2 - "Kurallar"

138K 4.6K 1K
                                    

Bölümü biraz geciktirdim üzgünüm ama ufak bir tatile çıkmıştım. İlk bölümler biraz sıkıcı olabilir ama geçiş bölümleri olarak geçtikleri için pek bir aksiyon olmaması normal. Multimedia da bölüm şarkısı var, iyi okumalar. Küçük de olsa yorum bırakmayı unutmayın :*

Baskı altında insanların her zaman iyi iş çıkardıklarını söylerler. Baskı altında kalan insanın aklına onu kurtaracak parlak fikir daha çabuk gelir. Tabi halk arasındaki bu söylemin yanlış olduğu bilim adamlarınca kanıtlandı. Baskı altında kalan beyin, stres ve sıkıntıya bağlı olarak tek bir şeye odaklanabilir ve bu yüzden düşünebileceğimiz yaratıcı çıkış yolları kısıtlanır.

Sanırım bana olan şey tam olarak da buydu. Yoksa o teklifi kabul etmemin başka bir açıklaması olamazdı.

18 yıllık küçük hayatım, birilerinin başıma gelenleri öğreneceği korkusuyla geçti hep. Çocukluğumu 9,5 büyüklüğündeki depremin bile zorla yaratabileceği bir tsunami ile alıp götüren, bilinmez okyanuslara masumiyetimi taşıyan olaylar zinciri benim küçük sırrım olmuştu hep.

Annemin bana küçük yaşımda attığı kazık, onun ölümünden sonra bile kalbime çakılı kalmış, onu çıkaracak birini bulamayınca orada yaşamaya karar vermişti. Arada canlanan hatıralar, fotoğraflar ve kâbuslar ile yerinden hareketleniyor, dayanılmaz bir acı veriyordu ruhuma.

Şimdi, Da Vinci’nin şifresi gibi arkasındaki tüm ipuçları ve gizemleriyle ruhunu bir tabloya saklamış bu adam, benim küçük sırrımı, en büyük korkumu bilerek çıkmıştı karşıma. Karşısında tamamı ile savunmasız kaldığımı fark ettiğim an, teklifi kabul etmek zorunda olduğumu da fark ettiğim andı.

“Desti?”

Son yarım saattir salonun koltuğuna kurulmuş benim kendi içimdeki savaşımı usta bir sakinlikle izleyen adam, başını salon kapısındaki oğlan çocuğuna çevirmişti.

Birbirine girmiş kumral, kıvırcık saçları, benimkilerinin kopyası safir mavisi şiş gözleri ve parmaklarıyla oynadığı kalın dudaklarıyla Semih Önür, anne ile babamın mükemmel bir karışımı gibiydi. Çıplak ayaklarını yere vura yanıma koştuğunda onu kaldırıp kucağıma oturttum.

“Uyandın mı bebeğim? Bu kadar erken neden uyandın? Bir yerin mi ağrıyor?”

Saçlarına küçük bir öpücük bırakıp kokusunu içime çektim. 2 yaşına geldiği halde halen ilk kucağıma verildiği andaki gibi kokuyordu.

“Kötüyü gördüm.” Diye başını boynuma gömdü Semih. Kâbus kelimesini daha bilinenler listesine eklemeyi başaramamıştı maalesef. “Uyumiyim mi ben Desti? Kötüyü görürüm ki yine.”

Onun yalvaran bakışlarıyla gülümseyip başımı salladım. Ne olursa olsun ona asla dayanamadığım bir gerçekti. “Uyuma yakışıklım. Ne zaman uykun gelirse o zaman uyursun. Aç mısın?”

Bakışlarıma onun sevimli yüzüne diktiğimde benimle ilgilenmeyi çoktan bıraktığını fark ettim.

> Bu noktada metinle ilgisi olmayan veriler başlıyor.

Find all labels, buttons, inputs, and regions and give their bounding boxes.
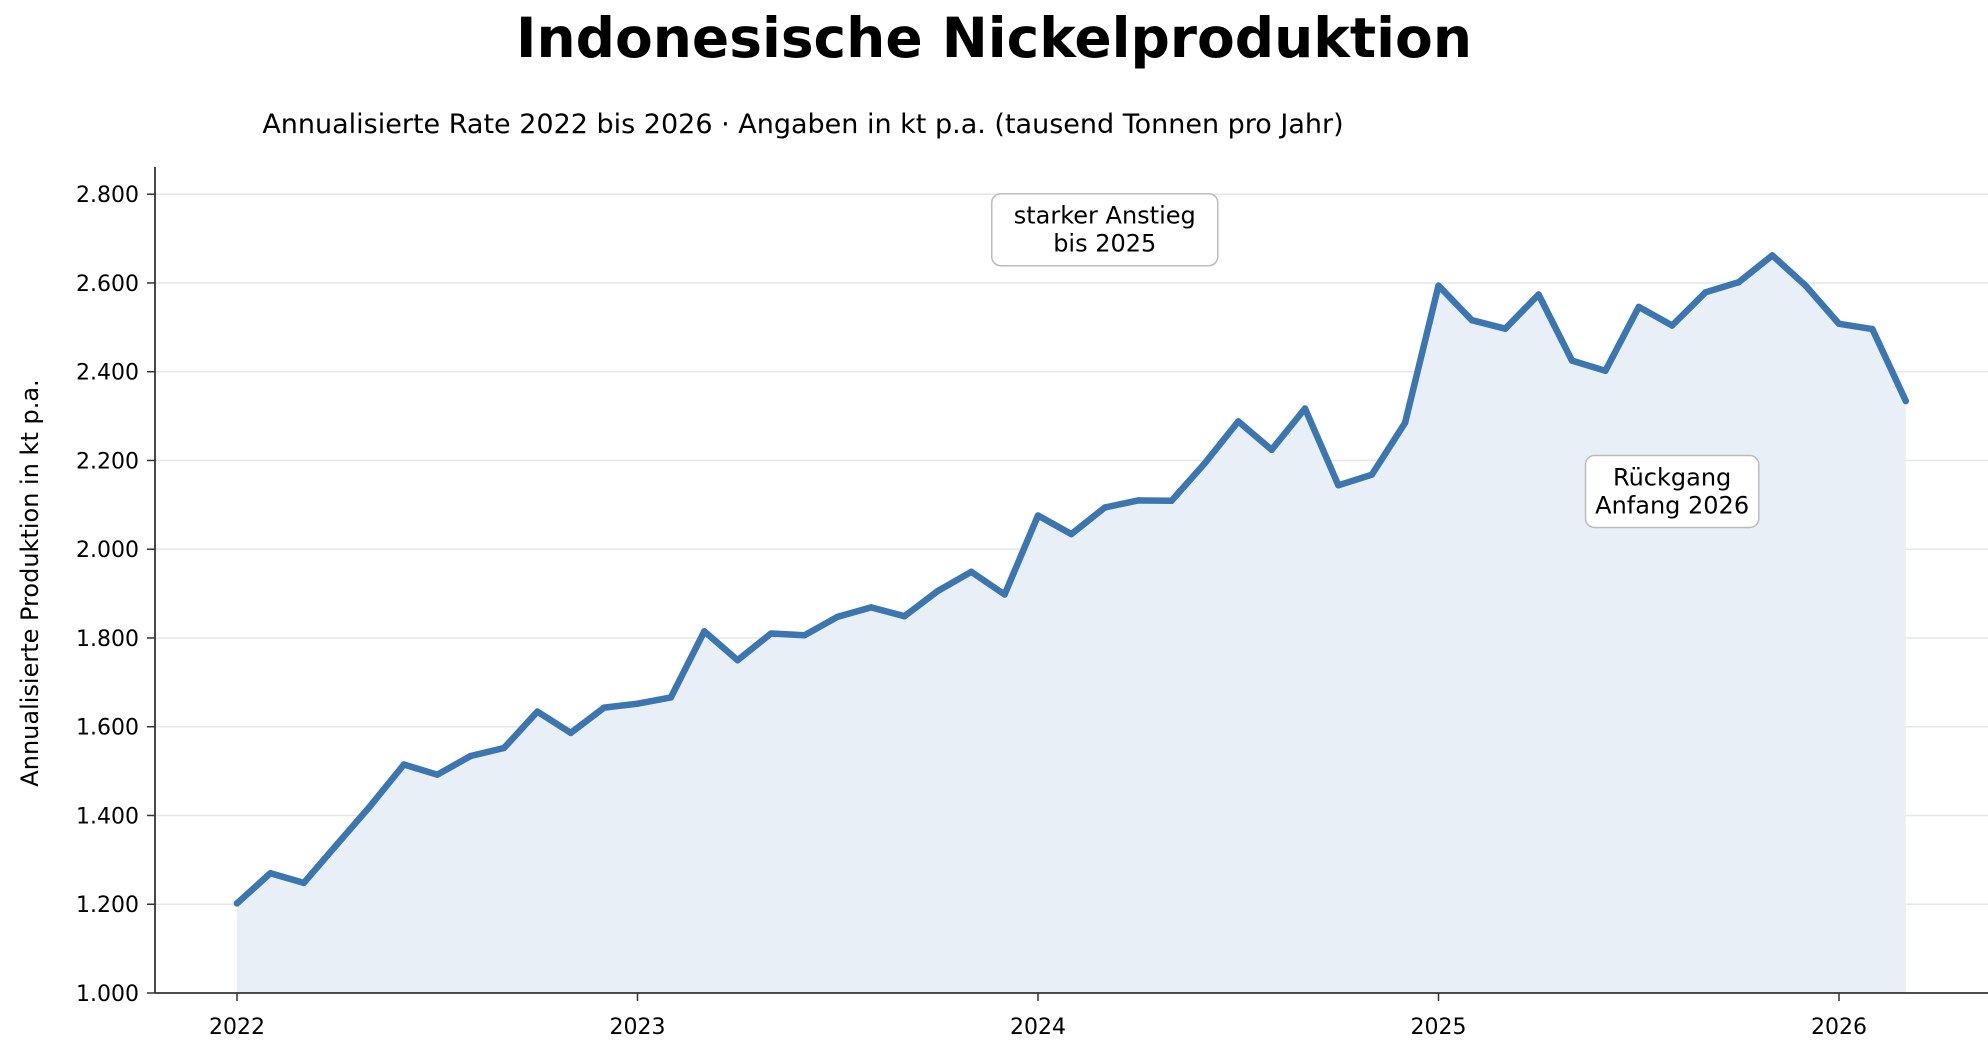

Sessizliğinden dolayı varlığını unuttuğum fakat hala burada olan ve garip – hala boştu gerçi – bakışlarla bizi izleyen misafirime bakıyordu.

“Desti kim kim?” diye fısıldayan kardeşime kıkırdamaktan kendimi alamadım. Kendine has geliştirdiği cümleleri gerçekten yaratıcı olabiliyordu.

“Onun adı Ayaz.” Diye mırıldandım. Ayaz’ın da sakin sesiyle beni onaylamasına şaşırmıştım. “Haydi gel buraya küçük adam.”

Yere bıraktığım Semih çıplak ayakları ile düşmemek için hızlı hızlı koşarak Ayaz’ın yanına vardı. Çatık fakat kızgın olmadığını düşündüğüm bakışlarla Semih’i izleyen Ayaz, onu kucağına oturttu. Boş bakışlı, yakışıklı fakat bir o kadar da ürkütücü olan bu adamın Semih’i yanında tutması beni tedirgin etmişti.